If you’re adopting a specific diet knowing that it’s only meant to be short-term, this question doesn’t really apply to you. If you’re focused on weight loss or have other goals, such as purely aesthetic goals, though, I think it’s a useful starting point.

Do I Want to Do This Forever?

I also recommend asking yourself if you want to stick to a specific diet long-term. Maybe you can do it forever. Do you actually want to, though?

Will you feel satisfied and healthy eating a specific way, or will you feel deprived and left out watching your friends eat all the foods you can’t have? If this is the case and you’re not cutting out foods for health reasons, you might want to rethink adopting a particular diet.

Why Does This Diet Appeal to Me?

If you find yourself thinking that you want to try keto or gluten-free or any other diet, stop and ask yourself why it appeals to you in the first place.

Why do you want to try it? Is it because you’ve seen lots of impressive before-and-after pictures? Have you heard testimonials from people on the internet talking about how great the diet is? Have you done research (more on this in a minute) and decided that it seems like it might be beneficial to you?

There’s not a right or wrong answer to this question. You can embark on any kind of diet journey if you want, regardless of your motivations. I think it’s a good idea to question them, though.

Doing this can help you figure out if a diet is actually sustainable for you. It can also help you get to the bottom of why you’re dieting so you can see if there’s maybe something deeper that you need to work on.

Is This the Only Way I Can Achieve My Goals?

There are multiple ways to skin a cat, and there are multiple ways to achieve certain health or fitness goals. Whether you want to lose weight, gain muscle, or experience more mental clarity, there are lots of different ways of eating that can help you get there.

Don’t assume that you have to go to an extreme right away. If you’re thinking of trying a very restrictive diet, ask yourself if there’s a more moderate, flexible approach that might work better and be more sustainable for you.

Sometimes, strictness is the best way, but it’s rarely the only way, and it’s worth considering other options before diving headfirst into the most restrictive diet possible.

Is There Research to Support This Diet?

Finally, and most importantly, ask yourself what research exists to support this diet. I want to be clear, here, that “research” does not mean Netflix documentaries or anecdotes that you find on the internet or on Instagram.

I think these can be fine starting points. If a Netflix documentary is what first gets you interested in keto, cool. That shouldn’t be where your “research” ends, though.
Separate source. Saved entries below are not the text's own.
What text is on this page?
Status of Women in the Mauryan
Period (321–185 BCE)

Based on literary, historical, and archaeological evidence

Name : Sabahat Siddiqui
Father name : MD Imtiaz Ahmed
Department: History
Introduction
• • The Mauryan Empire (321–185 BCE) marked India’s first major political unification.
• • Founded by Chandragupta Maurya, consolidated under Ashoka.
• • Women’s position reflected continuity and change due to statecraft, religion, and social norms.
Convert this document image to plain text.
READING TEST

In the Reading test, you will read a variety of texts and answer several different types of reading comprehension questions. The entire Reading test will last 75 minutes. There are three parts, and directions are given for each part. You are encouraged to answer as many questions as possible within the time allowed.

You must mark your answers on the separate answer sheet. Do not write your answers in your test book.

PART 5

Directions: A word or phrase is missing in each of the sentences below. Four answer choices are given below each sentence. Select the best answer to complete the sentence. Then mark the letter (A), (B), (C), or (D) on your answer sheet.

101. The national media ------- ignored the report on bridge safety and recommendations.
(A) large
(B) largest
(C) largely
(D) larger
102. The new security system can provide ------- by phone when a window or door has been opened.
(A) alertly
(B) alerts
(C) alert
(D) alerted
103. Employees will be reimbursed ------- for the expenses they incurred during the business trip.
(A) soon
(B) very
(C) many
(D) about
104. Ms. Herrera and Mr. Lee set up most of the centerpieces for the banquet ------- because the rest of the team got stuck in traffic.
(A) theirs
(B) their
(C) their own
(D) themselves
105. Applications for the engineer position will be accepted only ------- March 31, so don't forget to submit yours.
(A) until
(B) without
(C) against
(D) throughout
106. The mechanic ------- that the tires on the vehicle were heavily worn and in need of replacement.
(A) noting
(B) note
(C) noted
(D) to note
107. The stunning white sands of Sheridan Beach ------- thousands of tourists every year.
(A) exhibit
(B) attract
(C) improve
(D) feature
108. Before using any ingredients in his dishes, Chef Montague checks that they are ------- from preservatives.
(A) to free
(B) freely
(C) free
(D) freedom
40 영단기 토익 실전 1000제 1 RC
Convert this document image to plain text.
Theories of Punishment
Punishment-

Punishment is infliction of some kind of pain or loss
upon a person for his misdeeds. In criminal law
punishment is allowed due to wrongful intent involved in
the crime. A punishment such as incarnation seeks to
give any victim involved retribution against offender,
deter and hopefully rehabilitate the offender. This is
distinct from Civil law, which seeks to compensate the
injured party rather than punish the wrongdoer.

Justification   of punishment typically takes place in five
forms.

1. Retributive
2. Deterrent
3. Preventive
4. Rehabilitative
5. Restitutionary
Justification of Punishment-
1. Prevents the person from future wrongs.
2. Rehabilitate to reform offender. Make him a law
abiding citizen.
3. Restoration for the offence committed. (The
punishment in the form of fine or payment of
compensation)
If you develop an interest in keto (or any diet), do some more in-depth research and look at resources from fitness and nutrition experts (scientists, dietitians, doctors, etc.) who can give you their unbiased views and show you all sides of the issues.

I also think looking into the research behind a diet is important because it can help you to solidify your “why” for adopting a specific way of eating. If you know that there’s evidence to support a certain diet being beneficial for improved digestion or better exercise performance, you might be more inclined to stick to it. This, in turn, will help you see better results from it down the road.

Are You Ready to Take on a New Diet Plan?

There’s no shortage of diet plans out there for people to try, and a lot of them seem really great when you’re focused only on anecdotes or before-and-after pictures. Not every diet is for every person, though.

Before you embark on a new way of eating, I highly recommend asking yourself these questions to see if it’s actually a good fit for you.

Remember, too, that just because a diet has worked for you in the past, that doesn’t mean it’s a good fit for you now. We all go through different seasons of life, and the diet that worked for you as an athlete in your early 20s might not be ideal for you now that you’re in your mid-30s, for example.